2d Dragoons

Serving proudly since 1836

CAMP STAMBAUGH

Posted by on Oct 13, 2008 in Indian Wars 1870-1875 | 2 comments

From:
ONE HUNDRED YEARS WITH THE SECOND CAVALRY
By Joseph I. Lambert, Major, Second Cavalry
Copyright 1939 Commanding Officer, Second Cavalry, Fort Riley, Kansas
Capper Printing Company, Inc.

IWDuring June, 1870, Company B left Fort Bridger and established Camp Stambaugh, named after Lieutenant Stambaugh, who was killed near there May 4. The post was built in a section constantly overrun by hostile Indians. The company remained here for the next three years, giving protection to the settlers through constant lookout for the savages, who were frequently met and driven away.

In April Company E left Omaha Barracks and went on outpost duty at Ogallala Station, Nebraska, on the Union Pacific Railroad. Leaving camp at midnight June 14, the company came upon a hastily abandoned Indian camp of a party of about 150, captured the contents, and pursued the Indians for thirty miles. On the North Platte River, on June 18, they had a lively skirmish in which one Indian was wounded.

    2 Comments

  1. Mr. MacNaughton,
    Your comments and critiques are greatly appreciated and well founded, however, as the statement reads on the opening page of this site:

    “This is a Cavalry site. Many of the stories here are told in the words of the men who experienced them. No attempt has been made to ‘smooth the edges’ or ‘soften the story’ for the viewing public.”

    Other than correcting typographical errors or obviously incorrect information and a footnote or two, these stories are letter for letter as they were originally printed. It is essential to preserve the attitude and mindset of the time in which the story is taking place.

    I can be reached by e-mail any time by clicking on the ‘editor’ link on the opening page of the website. Please feel free to use it, even if just to chat.

    Dave Gettman
    C Trp, 2nd Armored Cavalry Regiment
    1974-75

  2. Mr Gettman – First, I would not have posted directly to your site, but without the benefit of a contact email, I had no choice. Interesting site, with good information. I would make two suggestions. First, and likely most important (especially for those doing research) bibliographic links where interested parties could search for further information on a given topic would be most appreciated. Second, I read that you adhere closely to the voice and intent of the historical individuals that you quote, this is a very appropriate attitude and one that is essential for capturing the mindset of the people you are writing about. It is broadly accepted though, that when not directly quoting those individuals that we avoid using language that might not be appropriate for modern viewing audiences. Major Brisbin and the popular media in 1870 referred to Native Americans as “savages,” but today a more accurate term might be “partisans,” or just plain Native Americans.
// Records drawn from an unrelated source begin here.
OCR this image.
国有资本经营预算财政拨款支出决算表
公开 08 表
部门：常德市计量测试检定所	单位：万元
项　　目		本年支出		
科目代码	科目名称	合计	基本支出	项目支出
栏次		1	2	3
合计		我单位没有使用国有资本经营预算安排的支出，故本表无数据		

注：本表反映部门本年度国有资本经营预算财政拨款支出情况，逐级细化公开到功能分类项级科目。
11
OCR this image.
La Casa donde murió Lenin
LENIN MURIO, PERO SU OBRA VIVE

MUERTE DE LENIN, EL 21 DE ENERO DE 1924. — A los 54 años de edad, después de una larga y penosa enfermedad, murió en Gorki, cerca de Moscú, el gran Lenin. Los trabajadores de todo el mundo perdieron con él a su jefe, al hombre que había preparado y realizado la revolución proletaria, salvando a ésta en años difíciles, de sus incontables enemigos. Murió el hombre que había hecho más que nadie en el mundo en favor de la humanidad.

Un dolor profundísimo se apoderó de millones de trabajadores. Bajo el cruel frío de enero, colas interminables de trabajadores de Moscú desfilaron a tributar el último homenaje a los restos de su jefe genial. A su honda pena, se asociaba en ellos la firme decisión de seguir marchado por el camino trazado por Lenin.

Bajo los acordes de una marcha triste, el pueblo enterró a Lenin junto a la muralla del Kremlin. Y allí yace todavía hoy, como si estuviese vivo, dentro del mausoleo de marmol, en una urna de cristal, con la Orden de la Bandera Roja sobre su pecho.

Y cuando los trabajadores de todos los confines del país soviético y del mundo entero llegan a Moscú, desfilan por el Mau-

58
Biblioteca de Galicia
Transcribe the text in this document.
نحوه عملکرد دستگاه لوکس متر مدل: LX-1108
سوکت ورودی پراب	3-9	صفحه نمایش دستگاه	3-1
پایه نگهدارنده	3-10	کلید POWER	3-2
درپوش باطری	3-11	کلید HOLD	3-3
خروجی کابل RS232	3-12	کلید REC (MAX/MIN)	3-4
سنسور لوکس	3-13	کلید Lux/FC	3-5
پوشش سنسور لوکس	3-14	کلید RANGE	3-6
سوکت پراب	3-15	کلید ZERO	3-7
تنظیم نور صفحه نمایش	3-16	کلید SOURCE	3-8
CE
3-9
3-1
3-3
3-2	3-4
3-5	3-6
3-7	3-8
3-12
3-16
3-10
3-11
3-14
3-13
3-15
As the site reads now, it sounds more like you are referring to the Native Americans as savages, and it clutters your otherwise very clean style.

    Giving your reading audience those bib references and using more direct quotation “…Mjr Brisbin, in a dispatch from Ft Stambaugh to Company HQ in Omaha wrote, ‘…came across an abandoned camp of approximately 150 and gave chase. Encountered the savages at the east bank of the North Platte…’ will take an already good site to the next level.